Autocracia al desnudo. Las decisiones de Palacio y las imágenes vividas en las fiestas patrias trajeron el mensaje más explícito del sexenio contra el sistema republicano democrático y el gobierno civil. Señales escénicas y verbales mostraron un régimen autocrático al desnudo. Fue elocuente el menosprecio a la representación nacional del Poder Legislativo. Y estridente resultó la fobia al Poder Judicial y a su fortalecida capacidad -y voluntad- de cotejar la constitucionalidad y la legalidad del proceder del Ejecutivo. Las injurias y las acusaciones calumniosas contra los ministros independientes de la Corte llegaron esta vez a extremos particularmente peligrosos. Tanto, como la indiferencia de una sociedad que se acostumbra a la violencia verbal del Presidente como parte de la normalidad. Pero los exabruptos presidenciales podrían interpretarse como amagos premonitorios de ‘subversión’ contra un poder constitucional: uno de los cargos que enfrenta el expresidente Trump por su incitación al asalto al Capitolio.

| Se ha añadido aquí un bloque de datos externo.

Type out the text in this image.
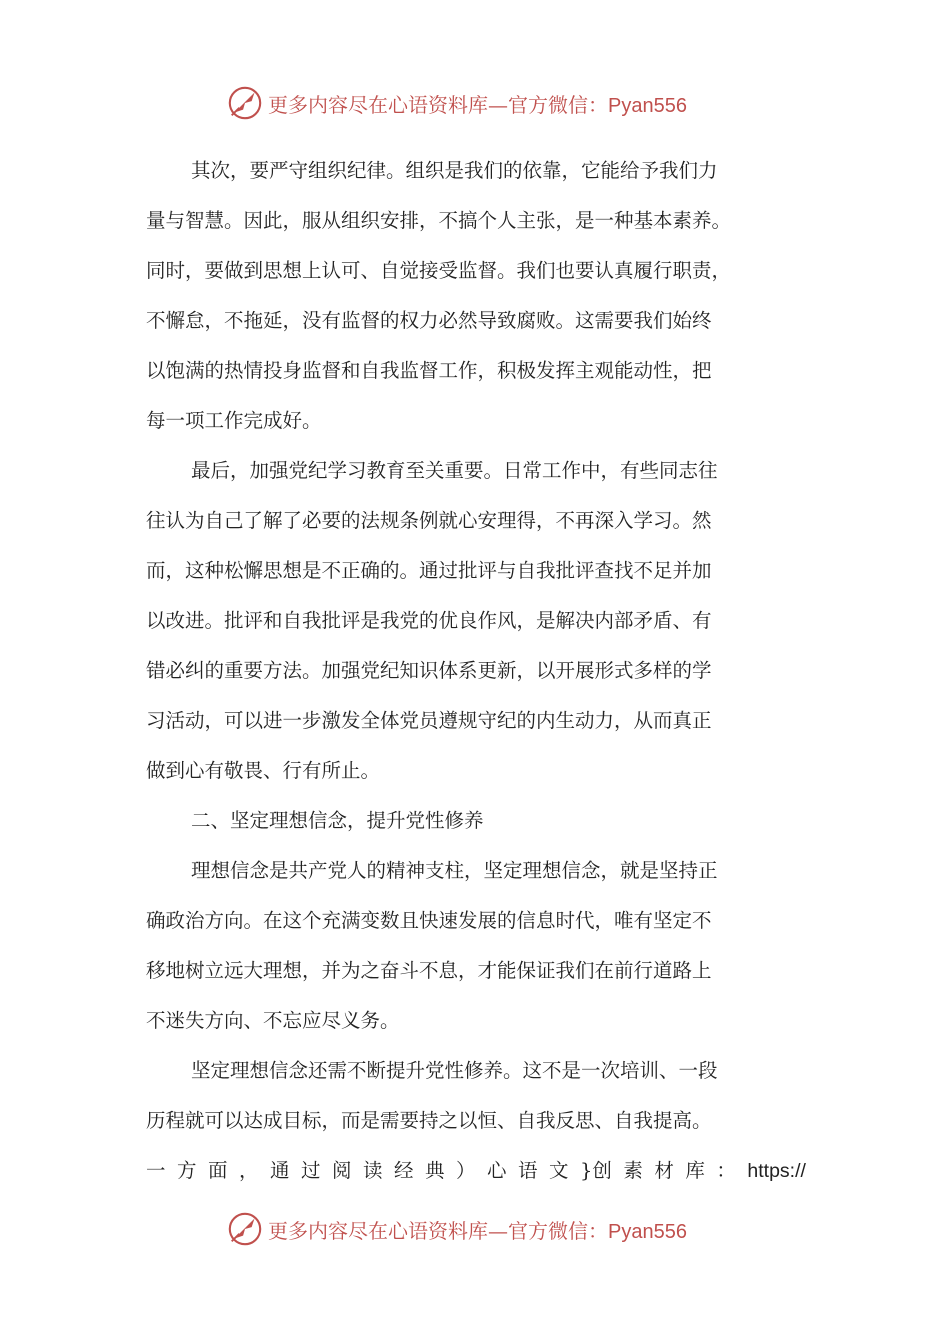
更多内容尽在心语资料库—官方微信：Pyan556
其次，要严守组织纪律。组织是我们的依靠，它能给予我们力
量与智慧。因此，服从组织安排，不搞个人主张，是一种基本素养。
同时，要做到思想上认可、自觉接受监督。我们也要认真履行职责，
不懈怠，不拖延，没有监督的权力必然导致腐败。这需要我们始终
以饱满的热情投身监督和自我监督工作，积极发挥主观能动性，把
每一项工作完成好。
最后，加强党纪学习教育至关重要。日常工作中，有些同志往
往认为自己了解了必要的法规条例就心安理得，不再深入学习。然
而，这种松懈思想是不正确的。通过批评与自我批评查找不足并加
以改进。批评和自我批评是我党的优良作风，是解决内部矛盾、有
错必纠的重要方法。加强党纪知识体系更新，以开展形式多样的学
习活动，可以进一步激发全体党员遵规守纪的内生动力，从而真正
做到心有敬畏、行有所止。
二、坚定理想信念，提升党性修养
理想信念是共产党人的精神支柱，坚定理想信念，就是坚持正
确政治方向。在这个充满变数且快速发展的信息时代，唯有坚定不
移地树立远大理想，并为之奋斗不息，才能保证我们在前行道路上
不迷失方向、不忘应尽义务。
坚定理想信念还需不断提升党性修养。这不是一次培训、一段
历程就可以达成目标，而是需要持之以恒、自我反思、自我提高。
一 方 面 ， 通 过 阅 读 经 典 ） 心 语 文 }创 素 材 库 ： https://
更多内容尽在心语资料库—官方微信：Pyan556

Un golpe (más) al estado. Eliminar a dos de los tres poderes de la República de la conmemoración anual del símbolo de la independencia de la nación, fue más allá de la ruptura de un protocolo bicentenario. Fue un golpe más al Estado, urdido por el jefe del estado. Un golpe, por ahora, escénico, pero ilustrativo de una disposición en curso de suprimir el desempeño independiente del Poder Legislativo, y, con mayor virulencia, del Poder Judicial. Este mes patrio dejó ver el horizonte ominoso de un Ejecutivo ejecutor, legislador e impartidor de justicia: el poder absoluto contra la concepción constitucional de una República regida por un estado democrático instituido sobre la existencia de tres poderes.

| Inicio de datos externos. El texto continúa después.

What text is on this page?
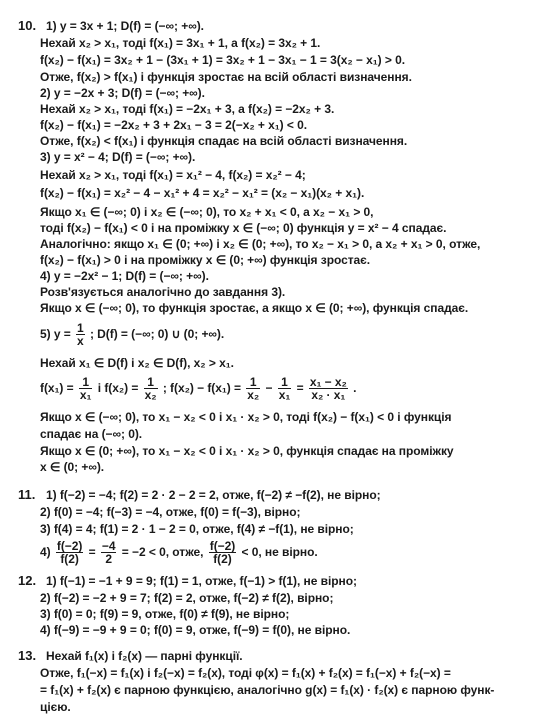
10. 1) y = 3x + 1; D(f) = (−∞; +∞).
Нехай x₂ > x₁, тоді f(x₁) = 3x₁ + 1, а f(x₂) = 3x₂ + 1.
f(x₂) − f(x₁) = 3x₂ + 1 − (3x₁ + 1) = 3x₂ + 1 − 3x₁ − 1 = 3(x₂ − x₁) > 0.
Отже, f(x₂) > f(x₁) і функція зростає на всій області визначення.
2) y = −2x + 3; D(f) = (−∞; +∞).
Нехай x₂ > x₁, тоді f(x₁) = −2x₁ + 3, а f(x₂) = −2x₂ + 3.
f(x₂) − f(x₁) = −2x₂ + 3 + 2x₁ − 3 = 2(−x₂ + x₁) < 0.
Отже, f(x₂) < f(x₁) і функція спадає на всій області визначення.
3) y = x² − 4; D(f) = (−∞; +∞).
Нехай x₂ > x₁, тоді f(x₁) = x₁² − 4, f(x₂) = x₂² − 4;
f(x₂) − f(x₁) = x₂² − 4 − x₁² + 4 = x₂² − x₁² = (x₂ − x₁)(x₂ + x₁).
Якщо x₁ ∈ (−∞; 0) і x₂ ∈ (−∞; 0), то x₂ + x₁ < 0, а x₂ − x₁ > 0,
тоді f(x₂) − f(x₁) < 0 і на проміжку x ∈ (−∞; 0) функція y = x² − 4 спадає.
Аналогічно: якщо x₁ ∈ (0; +∞) і x₂ ∈ (0; +∞), то x₂ − x₁ > 0, а x₂ + x₁ > 0, отже,
f(x₂) − f(x₁) > 0 і на проміжку x ∈ (0; +∞) функція зростає.
4) y = −2x² − 1; D(f) = (−∞; +∞).
Розв'язується аналогічно до завдання 3).
Якщо x ∈ (−∞; 0), то функція зростає, а якщо x ∈ (0; +∞), функція спадає.
5) $y = \frac{1}{x}$ ; D(f) = (−∞; 0) ∪ (0; +∞).
Нехай x₁ ∈ D(f) і x₂ ∈ D(f), x₂ > x₁.
$f(x_1) = \frac{1}{\text{x₁}}$ і $f(x_2) = \frac{1}{\text{x₂}}$ ; $f(x_2) - f(x_1) = \frac{1}{\text{x₂}} - \frac{1}{\text{x₁}} = \frac{\text{x₁ − x₂}}{\text{x₂ · x₁}}$ .
Якщо x ∈ (−∞; 0), то x₁ − x₂ < 0 і x₁ · x₂ > 0, тоді f(x₂) − f(x₁) < 0 і функція
спадає на (−∞; 0).
Якщо x ∈ (0; +∞), то x₁ − x₂ < 0 і x₁ · x₂ > 0, функція спадає на проміжку
x ∈ (0; +∞).
11. 1) f(−2) = −4; f(2) = 2 · 2 − 2 = 2, отже, f(−2) ≠ −f(2), не вірно;
2) f(0) = −4; f(−3) = −4, отже, f(0) = f(−3), вірно;
3) f(4) = 4; f(1) = 2 · 1 − 2 = 0, отже, f(4) ≠ −f(1), не вірно;
$4) \frac{f(-2)}{f(2)} = \frac{-4}{2} = -2 < 0$, отже, $\frac{f(-2)}{f(2)} < 0$, не вірно.
12. 1) f(−1) = −1 + 9 = 9; f(1) = 1, отже, f(−1) > f(1), не вірно;
2) f(−2) = −2 + 9 = 7; f(2) = 2, отже, f(−2) ≠ f(2), вірно;
3) f(0) = 0; f(9) = 9, отже, f(0) ≠ f(9), не вірно;
4) f(−9) = −9 + 9 = 0; f(0) = 9, отже, f(−9) = f(0), не вірно.
13. Нехай f₁(x) і f₂(x) — парні функції.
Отже, f₁(−x) = f₁(x) і f₂(−x) = f₂(x), тоді φ(x) = f₁(x) + f₂(x) = f₁(−x) + f₂(−x) =
= f₁(x) + f₂(x) є парною функцією, аналогічно g(x) = f₁(x) · f₂(x) є парною функ-
цією.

Sin civiles. El mensaje de la ausencia de los dos poderes civiles de la República diseñados como frenos y contrapesos del Ejecutivo, quedó completado con una presencia abrumadora de uniformes militares contiguos al Presidente. Y cerró un mensaje más —éste, verbal— del secretario de la Defensa, llamando a la unidad nacional, que, con ese uniforme y en esos escenarios, sonó más bien como llamado forzoso a filas para terminar de abatir las instituciones del estado democrático.

Sin mujeres. Coincidentemente, los vacíos del protocolo patrio correspondían a tres mujeres, exponentes, además, de la pluralidad nacional y la institucionalidad republicana: la presidenta de la Cámara de Diputados, Marcela Guerra, dialogante parlamentaria regiomontana del PRI; la presidenta del Senado, Ana Lilia Guerrero, comunicadora tlaxcalteca de Morena, y la digna presidenta de la Suprema Corte, Norma Piña. Botas y entorchados ocuparon sus lugares.

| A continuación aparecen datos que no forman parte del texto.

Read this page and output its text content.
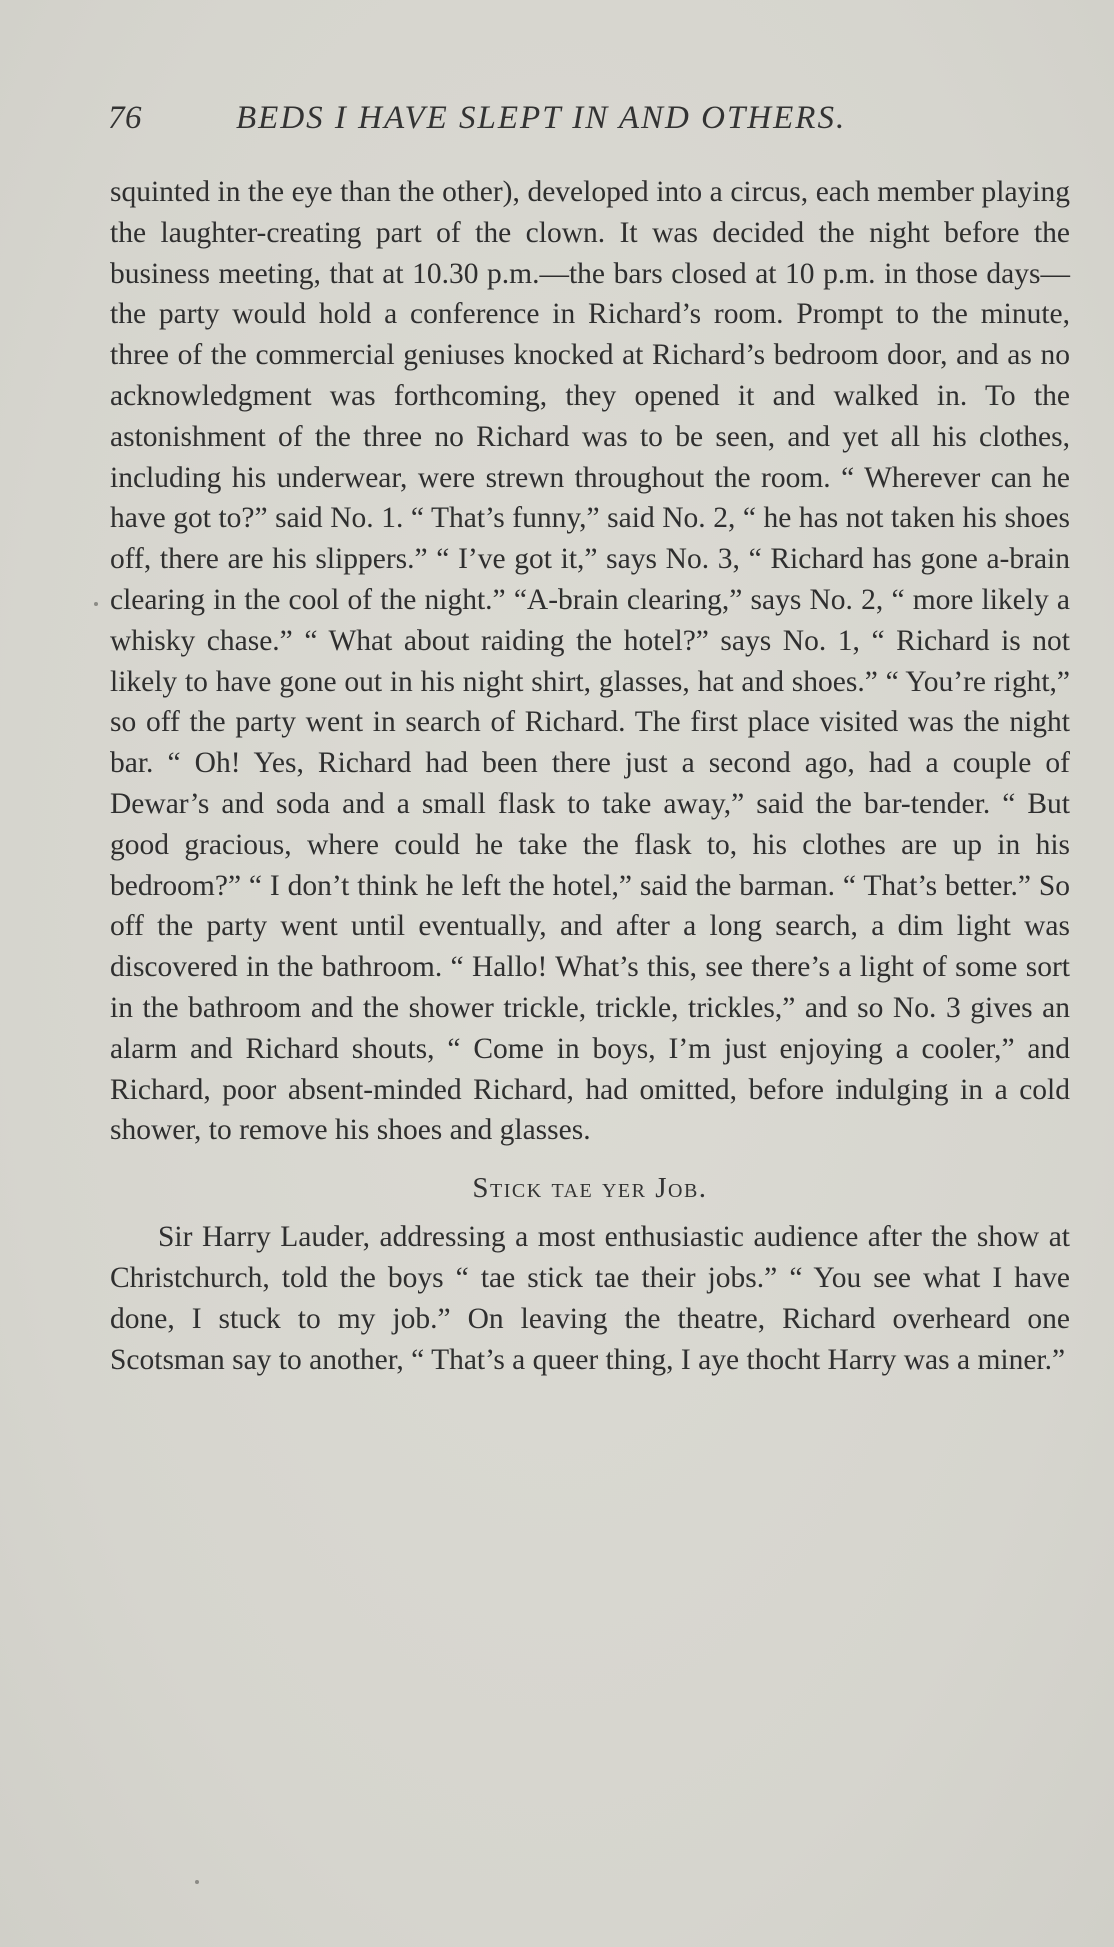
76	BEDS I HAVE SLEPT IN AND OTHERS.

squinted in the eye than the other), developed into a circus, each member playing the laughter-creating part of the clown. It was decided the night before the business meeting, that at 10.30 p.m.—the bars closed at 10 p.m. in those days—the party would hold a conference in Richard’s room. Prompt to the minute, three of the commercial geniuses knocked at Richard’s bedroom door, and as no acknowledgment was forthcoming, they opened it and walked in. To the astonishment of the three no Richard was to be seen, and yet all his clothes, including his underwear, were strewn throughout the room. “ Wherever can he have got to?” said No. 1. “ That’s funny,” said No. 2, “ he has not taken his shoes off, there are his slippers.” “ I’ve got it,” says No. 3, “ Richard has gone a-brain clearing in the cool of the night.” “A-brain clearing,” says No. 2, “ more likely a whisky chase.” “ What about raiding the hotel?” says No. 1, “ Richard is not likely to have gone out in his night shirt, glasses, hat and shoes.” “ You’re right,” so off the party went in search of Richard. The first place visited was the night bar. “ Oh! Yes, Richard had been there just a second ago, had a couple of Dewar’s and soda and a small flask to take away,” said the bar-tender. “ But good gracious, where could he take the flask to, his clothes are up in his bedroom?” “ I don’t think he left the hotel,” said the barman. “ That’s better.” So off the party went until eventually, and after a long search, a dim light was discovered in the bathroom. “ Hallo! What’s this, see there’s a light of some sort in the bathroom and the shower trickle, trickle, trickles,” and so No. 3 gives an alarm and Richard shouts, “ Come in boys, I’m just enjoying a cooler,” and Richard, poor absent-minded Richard, had omitted, before indulging in a cold shower, to remove his shoes and glasses.

Stick tae yer Job.

Sir Harry Lauder, addressing a most enthusiastic audience after the show at Christchurch, told the boys “ tae stick tae their jobs.” “ You see what I have done, I stuck to my job.” On leaving the theatre, Richard overheard one Scotsman say to another, “ That’s a queer thing, I aye thocht Harry was a miner.”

Alineados. Si las fiestas patrias le dieron al Presidente el escenario para representar, en lo interno, su pretensión de poder sin límites constitucionales, le sirvieron también para mostrar su controvertido proyecto de alinear al país con regímenes autoritarios o totalitarios. Desconcierto en unos, indignación en otros, provocó la aparición en el desfile del sábado de efectivos militares rusos, identificados en la opinión nacional con la dictadura de Putin y su alevosa, cruel invasión de Ucrania. Tampoco se hizo esperar el repudio a la presencia militar de las dictaduras de Nicaragua y Venezuela. Y, apenas cruzaba el contingente militar chino, entre gritos de entusiasmo del conductor oficial sobre nuestros acuerdos, llegaba la noticia de La Habana según la cual, a propuesta de Beijing, el grupo de los 77, más China, aclamaba el regreso de México a ese foro de naciones en desarrollo en el que destacan viejas y nuevas dictaduras. Espinoso alineamiento del que nuestro país había salido en 1994 tras ser admitido en la OECDE, el grupo de naciones más prósperas y democráticas del planeta. Sobran los comentarios.